O exercício de boas práticas editoriais impõe às editorias científicas a responsabilidade ética de publicar textos inéditos, assegurando a originalidade e a integridade acadêmica. O ineditismo refere-se à condição de um trabalho ainda não divulgado e tem promovido a adoção de critérios para coibir a publicação redundante, prática que compromete a credibilidade da ciência.
No entanto, a forma como as equipes editoriais aplicam o critério de ineditismo tem levado à recusa de artigos derivados de teses e dissertações disponíveis em repositórios institucionais, caracterizando-os como autoplágio. Esse tem sido um problema discutido em programas e em fóruns de coordenadores de pós-graduação, sem um questionamento acerca do critério de similaridade adotado pelos periódicos. As repercussões concretas dessa postura demandam urgente reflexão e posicionamento.
Os repositórios foram criados para disponibilizar para a própria instituição e para toda a sociedade a produção intelectual de um determinado órgão. Servem para registrar, preservar e disseminar de forma ampla e em Acesso Aberto essa produção materializada em tipologias documentais variadas. Acrescentar barreiras ao conteúdo integral de teses e dissertações é interferir de forma incoerente e retrógrada em políticas de informação e de memória institucional para a difusão do conhecimento científico; é distanciar-se dos princípios e das ações concretas que defendem que o conhecimento é um bem público, que deve estar disponível para a sociedade.
Logo, é do entendimento da Abrasco, através do Fórum de Editores de Saúde Coletiva, que rejeitar artigos com base em similaridade textual com teses e dissertações disponibilizadas em repositórios institucionais enfraquece a política de Acesso Aberto, além de retardar a divulgação de pesquisas, em grande parte financiadas com recursos públicos, que poderiam contribuir para o enfrentamento de problemas sociais, econômicos e culturais — especialmente em países periféricos.
Frente ao significado social que as políticas de informação e de Acesso Aberto que os repositórios institucionais instrumentalizam, cabe indagar: o que estudantes, professores, pesquisadores, profissionais de informação, gestores e a sociedade, em geral, ganhariam com isso?
A rejeição de artigos derivados de teses e dissertações disponíveis em repositórios contrasta com a dinâmica atual da comunicação científica que estimula a disponibilização dos manuscritos como preprints (versões prévias de artigos divulgadas antes da avaliação por pares) e com a estruturação de teses e dissertações sob a forma de artigos.

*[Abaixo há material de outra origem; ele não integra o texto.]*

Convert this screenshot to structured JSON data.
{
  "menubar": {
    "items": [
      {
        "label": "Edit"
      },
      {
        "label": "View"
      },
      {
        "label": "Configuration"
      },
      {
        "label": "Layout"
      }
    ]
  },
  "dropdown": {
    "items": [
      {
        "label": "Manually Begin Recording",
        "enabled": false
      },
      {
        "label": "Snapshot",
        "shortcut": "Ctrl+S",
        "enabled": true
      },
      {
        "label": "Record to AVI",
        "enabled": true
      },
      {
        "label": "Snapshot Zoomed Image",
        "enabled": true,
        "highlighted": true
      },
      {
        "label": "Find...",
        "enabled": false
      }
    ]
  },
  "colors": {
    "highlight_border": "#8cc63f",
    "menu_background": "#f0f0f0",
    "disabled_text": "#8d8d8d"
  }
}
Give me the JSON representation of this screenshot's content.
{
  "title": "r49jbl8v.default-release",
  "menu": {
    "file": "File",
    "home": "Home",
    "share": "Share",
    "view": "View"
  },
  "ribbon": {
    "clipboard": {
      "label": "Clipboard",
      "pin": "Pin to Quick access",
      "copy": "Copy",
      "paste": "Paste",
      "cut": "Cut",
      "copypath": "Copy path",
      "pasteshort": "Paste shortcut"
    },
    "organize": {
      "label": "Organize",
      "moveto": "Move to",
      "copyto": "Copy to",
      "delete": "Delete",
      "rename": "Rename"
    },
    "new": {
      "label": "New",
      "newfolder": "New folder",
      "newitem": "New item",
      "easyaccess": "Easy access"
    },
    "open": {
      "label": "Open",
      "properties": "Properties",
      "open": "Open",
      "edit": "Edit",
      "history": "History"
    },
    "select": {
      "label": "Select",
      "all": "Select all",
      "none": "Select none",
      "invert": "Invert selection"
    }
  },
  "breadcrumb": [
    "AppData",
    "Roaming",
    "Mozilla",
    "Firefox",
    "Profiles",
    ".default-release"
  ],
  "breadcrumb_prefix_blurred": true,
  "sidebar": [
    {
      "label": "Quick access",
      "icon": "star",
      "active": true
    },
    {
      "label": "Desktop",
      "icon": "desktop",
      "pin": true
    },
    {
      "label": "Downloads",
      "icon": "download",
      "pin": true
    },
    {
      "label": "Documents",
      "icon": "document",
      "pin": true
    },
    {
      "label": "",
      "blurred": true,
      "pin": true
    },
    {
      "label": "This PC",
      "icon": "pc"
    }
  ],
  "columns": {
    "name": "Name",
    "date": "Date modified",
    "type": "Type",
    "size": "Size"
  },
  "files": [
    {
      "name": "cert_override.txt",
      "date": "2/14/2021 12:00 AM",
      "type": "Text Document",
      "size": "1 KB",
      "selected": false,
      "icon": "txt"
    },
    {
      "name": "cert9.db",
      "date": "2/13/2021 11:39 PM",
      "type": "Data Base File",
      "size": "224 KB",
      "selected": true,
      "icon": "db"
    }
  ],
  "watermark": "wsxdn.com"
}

Essa postura restritiva impulsiona a busca por periódicos de fluxo acelerado, que não realizam a avaliação da qualidade dos textos por especialistas (pares), — muitos deles predatórios —, e com altos custos financeiros para os autores e instituições. Além disso, a prática de embargar teses e dissertações até a publicação de artigos desconsidera a natureza distinta e as formas de circulação dessas tipologias documentais: um artigo não inviabiliza a circulação de uma dissertação, e vice-versa, nem diminui a sua relevância. Nesse sentido, corrobora-se a convivência da diversidade de documentos e formas de representação descritiva e temática do conhecimento científico.
O nosso compromisso como editores científicos com a transparência e com o acesso público e irrestrito ao conhecimento implicado no depósito de teses e dissertações em repositórios institucionais deve nos levar a compor outras medidas. Os periódicos podem e devem:
- incentivar os autores a declararem as teses e dissertações que deram origem ao artigo, assegurando transparência e facilitando o acesso ao contexto integral da pesquisa;
- adotar critérios de ineditismo reconhecendo que a disponibilidade integral de teses e dissertações em repositórios não anula o valor acadêmico de um artigo derivado;
- e alinhar-se às práticas de ciência aberta e acesso aberto, rejeitando medidas que enfraqueçam os repositórios ou favoreçam modelos excludentes de publicação, como os periódicos predatórios.
Diante desses argumentos, o Fórum de Editores de Saúde Coletiva, posiciona-se contrariamente às práticas editoriais que acarretam barreiras ao depósito de produções acadêmicas em repositórios institucionais, pois elas comprometem a democratização do conhecimento, incentivam periódicos predatórios e contradizem os princípios da ciência aberta. Defendemos que a disseminação livre de teses e de dissertações — longe de ser um obstáculo — é parte essencial das melhores práticas de pesquisa, ensino e impacto social da ciência, bases que fundamentam a comunicação científica.
Por fim, os periódicos associados ao Fórum de Editores de Saúde Coletiva da Abrasco, em consonância com as recomendações apresentadas, comprometem-se a incorporá-las em suas políticas e práticas editoriais.